The first line of defense against cheating is the faculty. And just as the rapid technological change has benefited students and exposes them to
volumes of material that they might “borrow” for their papers without quoting the source, technology also weighs in to help faculty keep their
students honest.

“There is Turnitin.com,” Garza said. “You go into it and it brings up, if a student submits a paper, it would come up if it is plagiarized. It isn’t difficult
nor is it time consuming to figure it out.”

There are many reasons why a student might cheat. One of the main factors that is fueling the urge to cheat is the high level of competition to get
into graduate school or secure that top first job.

“A lot of individuals think that it is the student who is failing who is doing this,” Garza said. “Actually, it is many students who are doing A and B
work and many of them are seniors. It’s because they want to keep the A and B. If they want to go to grad school, guess what, they need a strong
GPA. It’s not only students who are struggling to pass. I think another reason is that they are under a lot of pressure. Many students will say, ‘I was
down to the wire and I didn’t realize this was going to be a problem.’ There is a lot of pressure for students and I think it becomes so competitive. I’
m not saying competition isn’t good. It is good. But we are trying to encourage the students to ask the faculty to let them know they are having
trouble instead of trying to just get by and cut corners.”

As an academic institution, the university cannot assume that its students come to it inculcated with its academic values. The university — through
its faculty — must make sure that its students know and understand what is acceptable and unacceptable.

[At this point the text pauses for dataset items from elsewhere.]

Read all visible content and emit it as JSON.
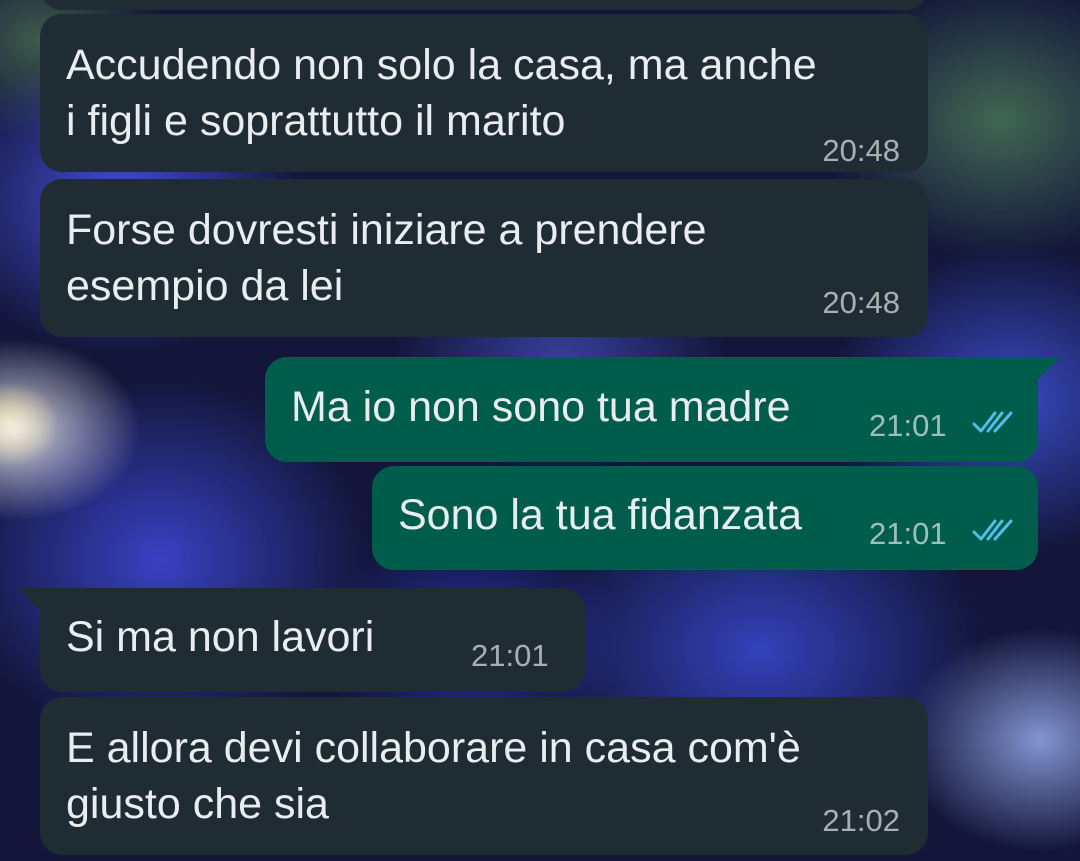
{
  "chat": {
    "messages": [
      {
        "direction": "incoming",
        "text_lines": [
          "Accudendo non solo la casa, ma anche",
          "i figli e soprattutto il marito"
        ],
        "time": "20:48"
      },
      {
        "direction": "incoming",
        "text_lines": [
          "Forse dovresti iniziare a prendere",
          "esempio da lei"
        ],
        "time": "20:48"
      },
      {
        "direction": "outgoing",
        "text_lines": [
          "Ma io non sono tua madre"
        ],
        "time": "21:01",
        "status": "read-double-check-icon"
      },
      {
        "direction": "outgoing",
        "text_lines": [
          "Sono la tua fidanzata"
        ],
        "time": "21:01",
        "status": "read-double-check-icon"
      },
      {
        "direction": "incoming",
        "text_lines": [
          "Si ma non lavori"
        ],
        "time": "21:01"
      },
      {
        "direction": "incoming",
        "text_lines": [
          "E allora devi collaborare in casa com'è",
          "giusto che sia"
        ],
        "time": "21:02"
      }
    ]
  },
  "colors": {
    "incoming_bubble": "#202c33",
    "outgoing_bubble": "#005c4b",
    "text": "#e9edef",
    "read_ticks": "#53bdeb"
  }
}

“The faculty needs to educate their students about their expectations that they have of them and what is considered misconduct and what isn’t,”
Garza emphasized. “I spent this past year working on academic integrity issues. We’ve always had academic misconduct, but our office was so
busy that we didn’t have enough resources to devote to prevention work. It was a very, very good experience to work closely with faculty and
serve as a consultant with them on what they could do in the classroom, holding their students accountable and letting them know what the
expectations are. I can encourage faculty members to have a classroom honor code. So faculty is doing that. They are expressing their
expectations to the students from day one. It will be on their website if they have one. It’s on their syllabus. It sets what their expectations are and
what a violation would be. And they have the student sign it.”